On 02/14/17 17:22, Kevin O'Connor wrote:
> On Tue, Feb 14, 2017 at 02:50:23PM +0000, Dr. David Alan Gilbert wrote:
>> I've been sporadically carrying on debugging this and I
>> think I have a bit more understanding, but not quite all the way.
>>
>> I'm pretty sure we are trying to run code that's been over written
>> by variable data - which I believe to be TimerLast, and I'm also
>> fairly sure the problem is not a delayed reset from multiple reboot signals.
>>
>> Some detail:
>> a) I added some debug to qemu to print what triggered the reboot by
>>   always passing qemu_system_reset_request a string; the kernel
>>   is always rebooting via KBD_CCMD_RESET, I see that enter the BIOS
>>   and then see SeaBIOS then does KBD_CCMD_RESET again - which I think
>>   is the one coming from handle_resume32.
>>   But then I noticed that every so often we got a reboot from a KVM_SHUTDOWN
>>   which is apparently a triple-fault or the like.
>>
>> b) With a KVM trace I got the addresses the fault was happening at,
>>   and it was always an address in the copy fo the bios around bffbcf..
>>   although the actual failure jumped about a bit, taking the:
>>     Relocating init from 0x000e4810 to 0xbffb2050 (size 57120)
>>   I worked the fault address back to 'ef799' and from the objdump
>>   found that was an address in maininit but also corresponded to
>>   TimerLast:
> 
> I can confirm there is a defect with TimerLast and reboot handling.
> I'm not sure what the best fix is - suggestions welcome.
> 
> The root of the problem is that QEMU does not reset the f-segment on a
> reboot signal

Are you sure this applies to recent QEMU too, not just ancient QEMU?

> and so SeaBIOS must manually reset that memory.
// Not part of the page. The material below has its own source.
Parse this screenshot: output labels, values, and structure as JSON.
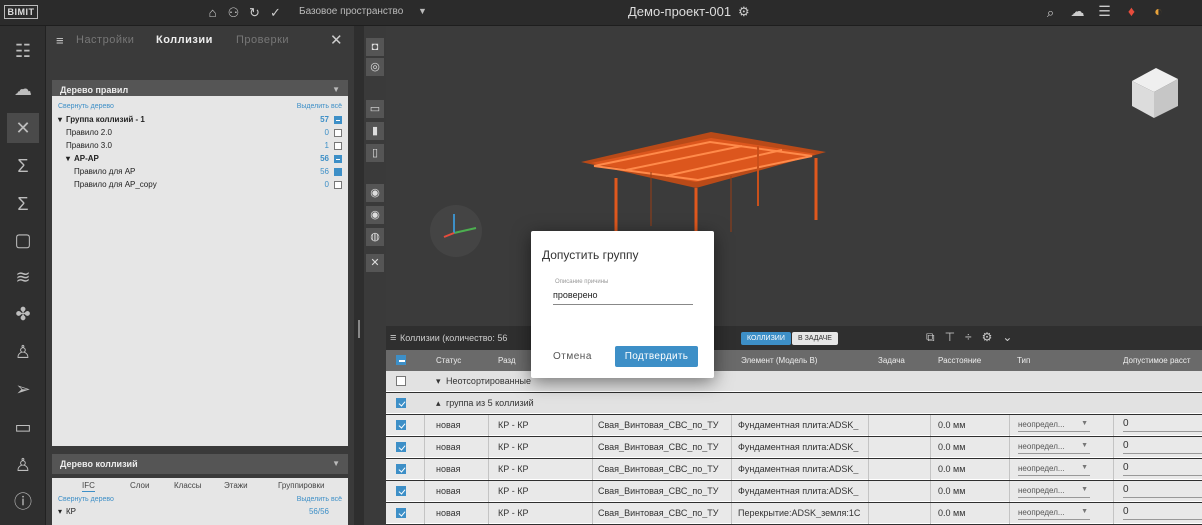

Do you mean a workaround for the (historically lacking) emulation of the
PAM chipset registers? PAM emulation has been correct for quite a while
now in QEMU, as far as I can tell.

(Sorry if I'm completely off.)

Thanks,
Laszlo

> It does
> this in the call to qemu_prep_reset() in tryReboot().  That call
> copies the pristine copy of the bios at 0xffff0000 to 0xf0000.  The
> code then goes on to signal a hard reboot so that all the hardware is
> reset and so that the code starts just like it would on first boot.
> 
> Unfortunately, the hard reboot logic makes calls to udelay() -
> specifically in i8042_reboot() and pci_reboot().  These calls to
> udelay() are not valid here as the timer isn't even necessarily
> configured at this point.  Alas - it also has the nasty possibility of
> corrupting the pristine copy of the bios that was just made in
> qemu_prep_reset().  Random crashes can then occur on the next boot.
> 
> It's easy to catch this with the following code change:
> 
> --- a/src/hw/timer.c
> +++ b/src/hw/timer.c
> @@ -146,6 +146,8 @@ timer_adjust_bits(u32 value, u32 validbits)
>  static u32
>  timer_read(void)
>  {
> +    if (!GET_GLOBAL(HaveRunPost))
> +        panic("timer read too early\n");
>      u16 port = GET_GLOBAL(TimerPort);
>      if (CONFIG_TSC_TIMER && !port)
>          // Read from CPU TSC
> 
> With that, I get a panic on every reboot.  Commenting out the udelay()
> calls then gets reboots working again.
> 
> The simplest fix is to remove the udelay() calls from the reboot
> logic.  However, it's not clear to me if it's valid to omit the delays
> when running on real hardware.  Another possibility would be to try
> and harden timer_read() so that it can be run very early (prior to
> code relocation), but that's tricky to implement correctly..
> 
> Good find Dave - I know that wasn't easy to track down.
> -Kevin
>